Notre approche est bien moins réactive et bien plus proactive. Notre équipe L&D globale fonde désormais ses décisions sur des données concrètes issues des évaluations de compétences. Cette année, plutôt que de baser la formation centralisée uniquement sur les besoins perçus par les responsables de service, nous l’avons personnalisée en fonction de données authentiques fournies par les collaborateurs, ce qui en a accentué la pertinence. Nos initiatives de formation sont désormais plus précises et plus efficaces.
Par exemple, la détection d’une hausse des recherches portant sur le langage de programmation Go nous a permis de déployer rapidement un plan pertinent, survenant au même moment que la transition de Python à Go dans le cadre d’un projet majeur. Ce plan est rapidement devenu l’une de nos ressources phares. Nous avons même utilisé les données de compétences recueillies en vue de recruter des participants pour notre programme « Exness Masters ». Ce dernier regroupe 25 experts provenant de toute l’entreprise, qui assurent la curation de contenu et délivrent des formations entre pairs.

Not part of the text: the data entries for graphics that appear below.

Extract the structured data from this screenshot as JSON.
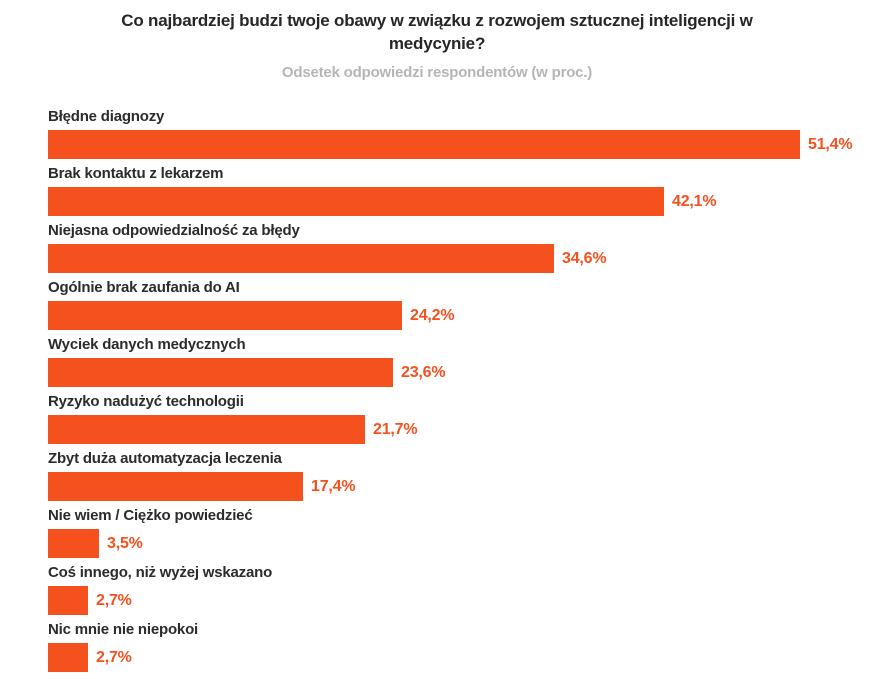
{
  "header": {
    "title": "Co najbardziej budzi twoje obawy w związku z rozwojem sztucznej inteligencji w medycynie?",
    "subtitle": "Odsetek odpowiedzi respondentów (w proc.)"
  },
  "colors": {
    "background": "#ffffff",
    "bar": "#f4511e",
    "value_label": "#f4511e",
    "category_label": "#2b2b2b",
    "title": "#262626",
    "subtitle": "#b5b5b5"
  },
  "chart_data": {
    "type": "bar",
    "orientation": "horizontal",
    "title": "Co najbardziej budzi twoje obawy w związku z rozwojem sztucznej inteligencji w medycynie?",
    "subtitle": "Odsetek odpowiedzi respondentów (w proc.)",
    "unit": "%",
    "grid": false,
    "legend": false,
    "xlim": [
      0,
      51.4
    ],
    "categories": [
      "Błędne diagnozy",
      "Brak kontaktu z lekarzem",
      "Niejasna odpowiedzialność za błędy",
      "Ogólnie brak zaufania do AI",
      "Wyciek danych medycznych",
      "Ryzyko nadużyć technologii",
      "Zbyt duża automatyzacja leczenia",
      "Nie wiem / Ciężko powiedzieć",
      "Coś innego, niż wyżej wskazano",
      "Nic mnie nie niepokoi"
    ],
    "values": [
      51.4,
      42.1,
      34.6,
      24.2,
      23.6,
      21.7,
      17.4,
      3.5,
      2.7,
      2.7
    ],
    "value_labels": [
      "51,4%",
      "42,1%",
      "34,6%",
      "24,2%",
      "23,6%",
      "21,7%",
      "17,4%",
      "3,5%",
      "2,7%",
      "2,7%"
    ]
  }
}
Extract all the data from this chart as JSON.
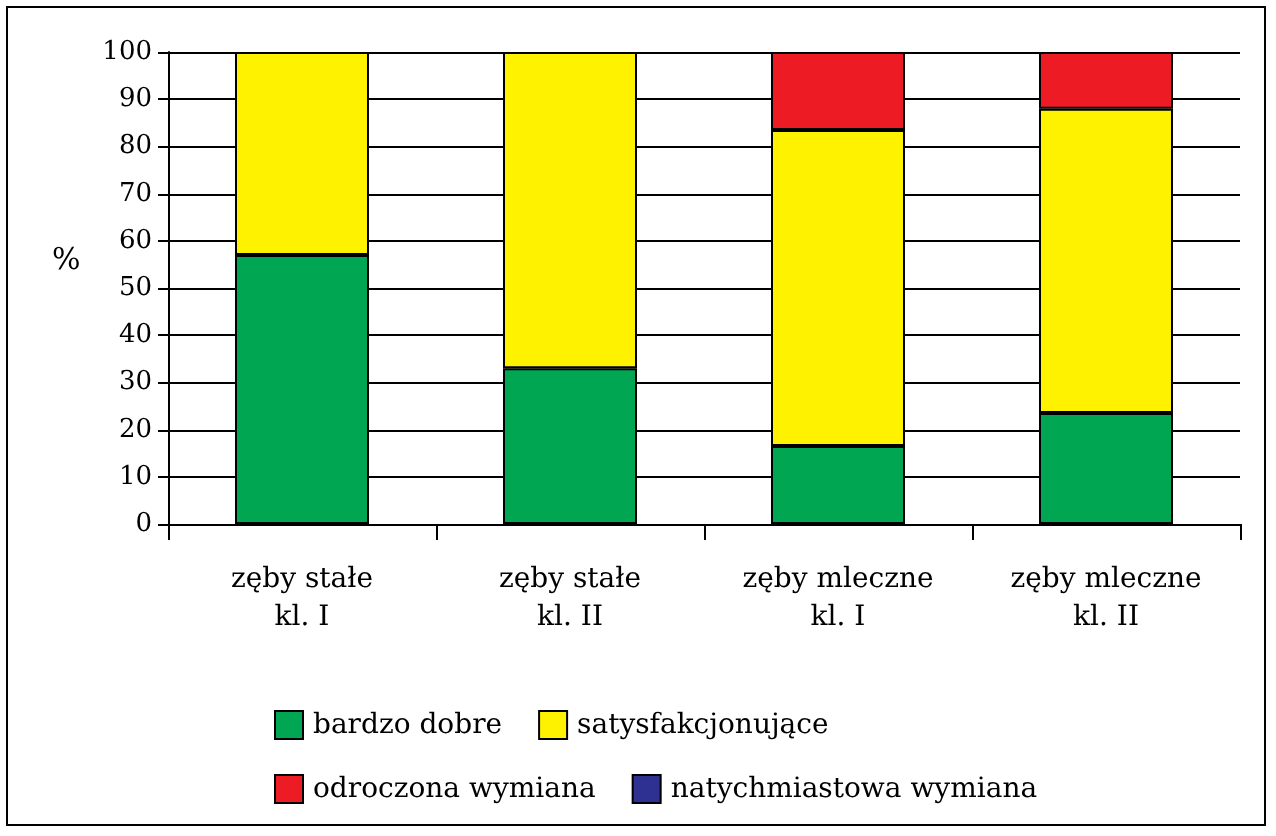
{
  "chart_data": {
    "type": "bar",
    "stacked": true,
    "ylabel": "%",
    "categories": [
      "zęby stałe\nkl. I",
      "zęby stałe\nkl. II",
      "zęby mleczne\nkl. I",
      "zęby mleczne\nkl. II"
    ],
    "series": [
      {
        "name": "bardzo dobre",
        "color": "#00a651",
        "values": [
          57,
          33,
          16.5,
          23.5
        ]
      },
      {
        "name": "satysfakcjonujące",
        "color": "#fff200",
        "values": [
          43,
          67,
          67,
          64.5
        ]
      },
      {
        "name": "odroczona wymiana",
        "color": "#ed1c24",
        "values": [
          0,
          0,
          16.5,
          12
        ]
      },
      {
        "name": "natychmiastowa wymiana",
        "color": "#2e3192",
        "values": [
          0,
          0,
          0,
          0
        ]
      }
    ],
    "ylim": [
      0,
      100
    ],
    "yticks": [
      0,
      10,
      20,
      30,
      40,
      50,
      60,
      70,
      80,
      90,
      100
    ],
    "grid": "y",
    "legend": "bottom"
  }
}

Degreed : Quels enseignements en avez-vous tirés ? Quels conseils donneriez-vous aux entreprises qui souhaitent adopter cette approche ?
Dmitry Shevchenko : Impliquer des managers et des experts dans l’élaboration des matrices de compétences s’est avéré essentiel. En outre, l’organisation d’ateliers en présentiel ciblant divers groupes nous a permis de susciter l’engagement des collaborateurs et d’aborder le changement. En soulignant l’importance du projet et les avantages qu’il confère à toutes les parties concernées, nous pensons avoir pu augmenter le niveau de participation et améliorer la précision des évaluations de compétences.
Denis Kasalinskii : Nous proposons également des activités pour accroître l’engagement. Chaque mois, nous organisons des sessions d’information dans toute l’entreprise. Parfois, celles-ci sont réservées à une unité ou à un service en particulier. D’autres fois, elles sont simplement ouvertes à toutes les personnes intéressées. À la fin de chaque trimestre, nous essayons de déterminer qui est l’apprenant en ligne le plus actif sur Degreed et nous lui remettons un sweat-shirt à notre effigie. Nous avons créé notre propre marque L&D « Learning Never Stops ».
Ce qu’il faut retenir ici, c’est que nous déployons des efforts continus. La continuité est essentielle à la réussite.